On the other hand, it may well turn out that there is a plan. For example, to use the platform to increase site conversion by 2%. Then, the economy of implementation will most likely look very good.
A good example of the estimate of ROI
A company that completed all the steps listed above is Blossom Flower:
- The team set out clear goals: launch direct marketing communications, set up automated reminders for existing customers, and acquire new leads using pop-ups.
- The marketing department proposed workflows and ideas. After they implemented it during a demo, they also assessed integration risks.
- The team assessed the chosen platform to ensure sufficient data integration functionality for their goals.
- Calculated ROI.
Results
- 426% ROI within the first five weeks
- Nine workflows with 38 automated campaigns launched, along with behavior-based lead capture pop-ups
- +200,000 “lost” customers
Decision tree:
Step-by-step scheme for decision-making and technology choice
Final thought
Choosing the right personalization platform for retail marketing can be a daunting task. With so many technologies available and each one offering different features and benefits, it can be challenging to determine which one is the best for your business.

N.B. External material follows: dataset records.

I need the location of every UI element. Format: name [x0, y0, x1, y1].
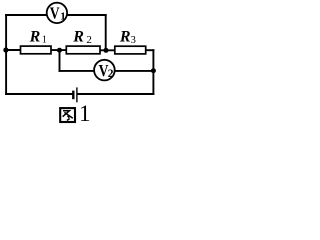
wire V1 branch vertical [105, 15, 107, 50]
resistor R1 box [21, 46, 52, 54]
wire bottom-left to battery [6, 93, 72, 95]
wire row left to R1 [6, 49, 20, 51]
resistor R2 box [66, 46, 100, 54]
caption character 图 (drawn) [60, 108, 75, 122]
wire battery to bottom-right [78, 93, 154, 95]
label R1 [29, 28, 47, 45]
wire V2 left leg vertical [59, 50, 61, 71]
label R2 [72, 29, 92, 47]
svg-text:1: 1 [60, 11, 66, 23]
wire R2 to R3 [100, 49, 115, 51]
wire left vertical [5, 15, 7, 94]
svg-text:2: 2 [86, 34, 92, 46]
wire V2 left horizontal [60, 70, 95, 72]
battery cell negative plate (short thick) [72, 91, 74, 100]
label R3 [119, 28, 136, 46]
svg-text:R: R [29, 28, 41, 45]
svg-text:1: 1 [42, 34, 47, 45]
voltmeter V2 [94, 60, 115, 81]
wire right vertical [152, 50, 154, 94]
resistor R3 box [115, 46, 146, 54]
svg-text:R: R [119, 28, 131, 45]
node junction dot between R2 and R3 (V1 tap) [104, 48, 109, 53]
node junction dot left (left wire / row) [3, 47, 8, 52]
svg-text:1: 1 [79, 101, 91, 126]
wire V2 right horizontal [115, 70, 154, 72]
battery cell positive plate (long thin) [76, 87, 78, 102]
node junction dot right (V2 tap on right wire) [151, 68, 156, 73]
svg-text:R: R [72, 29, 84, 46]
svg-text:3: 3 [131, 35, 136, 46]
svg-text:2: 2 [108, 68, 114, 80]
wire top-right horizontal [66, 14, 106, 16]
voltmeter V1 [47, 3, 67, 23]
wire R3 to right corner [146, 49, 154, 51]
wire R1 to R2 [51, 49, 66, 51]
node junction dot between R1 and R2 [57, 48, 62, 53]
svg-text:V: V [50, 3, 60, 22]
wire top-left horizontal [6, 14, 48, 16]
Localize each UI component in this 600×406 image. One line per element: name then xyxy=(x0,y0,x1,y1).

However, by following the right principles and taking the necessary steps to prepare for implementation, you can ensure a successful outcome. This includes setting clear implementation goals and metrics, defining use cases for the technology, integrating and cleansing data, evaluating the speed of implementation and changes, and estimating the ROI.
Ultimately, personalization can greatly benefit your business. Provide proper marketing that doesn’t spam or pressure buyers, increasing revenue, customer loyalty, engagement, and satisfaction.